Gabb Watch 3e – el reloj
- Sin cámara
- Sin acceso a navegar por internet
- Sin capacidad para instalar apps
- Sin acceso a correo electrónico
- Permite llamadas y SMS solo con los contactos aprobados por los padres
- Ofrece rastreo de ubicación por GPS, alertas SOS y Zonas Seguras
Nota adicional:
- Pantalla con imágenes (no es una función recomendada por el Estándar Startphone normalmente, pero como las imágenes se añaden a través de la app para padres de Gabb y no por el niño, no lo consideramos un factor de riesgo)


Nokia 105 4G – el clásico básico
- Sin cámara
- Sin acceso a navegar por internet
- Sin capacidad para instalar apps
- Sin acceso a correo electrónico
- Permite llamadas, SMS y tiene radio FM inalámbrica
⚠️ Funciones que descalifican:
- Recibe llamadas/SMS de cualquier número (el estándar recomienda solo de contactos autorizados)
- Puede enviar mensajes grupales (el estándar recomienda solo mensajes uno a uno)
- Incluye juegos preinstalados (Snake)
El Estándar Startphone
Siguiendo principios de salud pública, hemos utilizado el método de menor daño para definir lo que un Startphone debe excluir -dando prioridad a las funciones que minimizan los riesgos para la seguridad, la privacidad, el bienestar y el desarrollo del niño.
El estándar Startphone parte del entendimiento de que: los niños no nacen preparados para un internet que ha sido diseñado para adultos y necesitan protección hasta que lo estén.

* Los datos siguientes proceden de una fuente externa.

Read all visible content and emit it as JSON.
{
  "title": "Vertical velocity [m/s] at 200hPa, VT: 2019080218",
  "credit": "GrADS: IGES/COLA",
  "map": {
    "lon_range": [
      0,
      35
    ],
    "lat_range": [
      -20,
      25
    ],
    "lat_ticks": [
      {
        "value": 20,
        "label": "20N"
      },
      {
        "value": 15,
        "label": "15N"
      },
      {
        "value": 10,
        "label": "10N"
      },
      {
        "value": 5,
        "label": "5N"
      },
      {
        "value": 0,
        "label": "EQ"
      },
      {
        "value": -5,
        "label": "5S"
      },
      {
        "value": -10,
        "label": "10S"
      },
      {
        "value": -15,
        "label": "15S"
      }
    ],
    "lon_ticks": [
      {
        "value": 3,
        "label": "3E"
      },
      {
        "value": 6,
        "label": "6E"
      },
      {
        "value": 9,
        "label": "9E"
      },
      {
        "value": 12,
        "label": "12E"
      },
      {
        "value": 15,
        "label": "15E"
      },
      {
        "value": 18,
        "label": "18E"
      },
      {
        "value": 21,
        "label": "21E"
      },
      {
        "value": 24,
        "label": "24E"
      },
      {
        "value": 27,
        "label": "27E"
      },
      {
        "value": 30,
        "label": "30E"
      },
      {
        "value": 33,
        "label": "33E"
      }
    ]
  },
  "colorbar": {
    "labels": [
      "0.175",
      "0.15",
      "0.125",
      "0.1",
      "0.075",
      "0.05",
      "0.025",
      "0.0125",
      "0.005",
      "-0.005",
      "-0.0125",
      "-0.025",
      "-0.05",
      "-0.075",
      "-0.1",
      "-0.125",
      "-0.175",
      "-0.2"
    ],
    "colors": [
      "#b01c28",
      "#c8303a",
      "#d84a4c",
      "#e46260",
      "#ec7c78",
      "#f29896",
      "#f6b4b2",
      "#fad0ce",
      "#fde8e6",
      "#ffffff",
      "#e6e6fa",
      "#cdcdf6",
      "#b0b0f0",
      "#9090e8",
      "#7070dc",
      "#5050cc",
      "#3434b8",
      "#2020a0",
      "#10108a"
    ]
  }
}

Así como establecemos límites de edad para películas, alcohol, tatuajes y tabaco, creemos que la salud física, mental y emocional de los niños debe ser lo primero al decidir qué tecnologías son seguras para ellos.
El método de menor daño
El método de menor daño es un enfoque para la toma de decisiones que prioriza la minimización del daño potencial, especialmente al diseñar herramientas para grupos vulnerables como los niños. Usado desde hace tiempo en campos como la medicina y la educación, hoy ofrece una perspectiva valiosa para evaluar el acceso de los niños a la tecnología digital.
Al diseñar un teléfono para niños, este método implica elegir funciones que representen el menor riesgo posible para su seguridad, privacidad, bienestar y desarrollo.
Cómo aplicarlo:
Comienza con el bienestar del niño como objetivo principal.
Parte del supuesto de que la seguridad física, mental, emocional y digital de tu hijo es más importante que el entretenimiento, la moda o incluso la conveniencia.
Pregúntate:
¿Cuál es el peor daño que podría hacer esta función?
Y, ¿cómo podemos reducir o eliminar el riesgo de que eso suceda?
Al usar esta perspectiva, no solo les damos teléfonos a los niños -les damos herramientas que son más seguras e intencionadas y que crecen con ellos.
La próxima generación de early adopters
Ser un early adopter (uno de los primeros en adoptar una nueva tecnología) suele ser una ventaja -excepto cuando se trata de poner smartphones en manos de niños.
Como firmes creyentes en la tecnología, nos alienta ver que la próxima generación de early adopters está orientando la demanda en una dirección más positiva -una que prioriza la seguridad, el desarrollo saludable y tecnologías que realmente apoyan a los niños.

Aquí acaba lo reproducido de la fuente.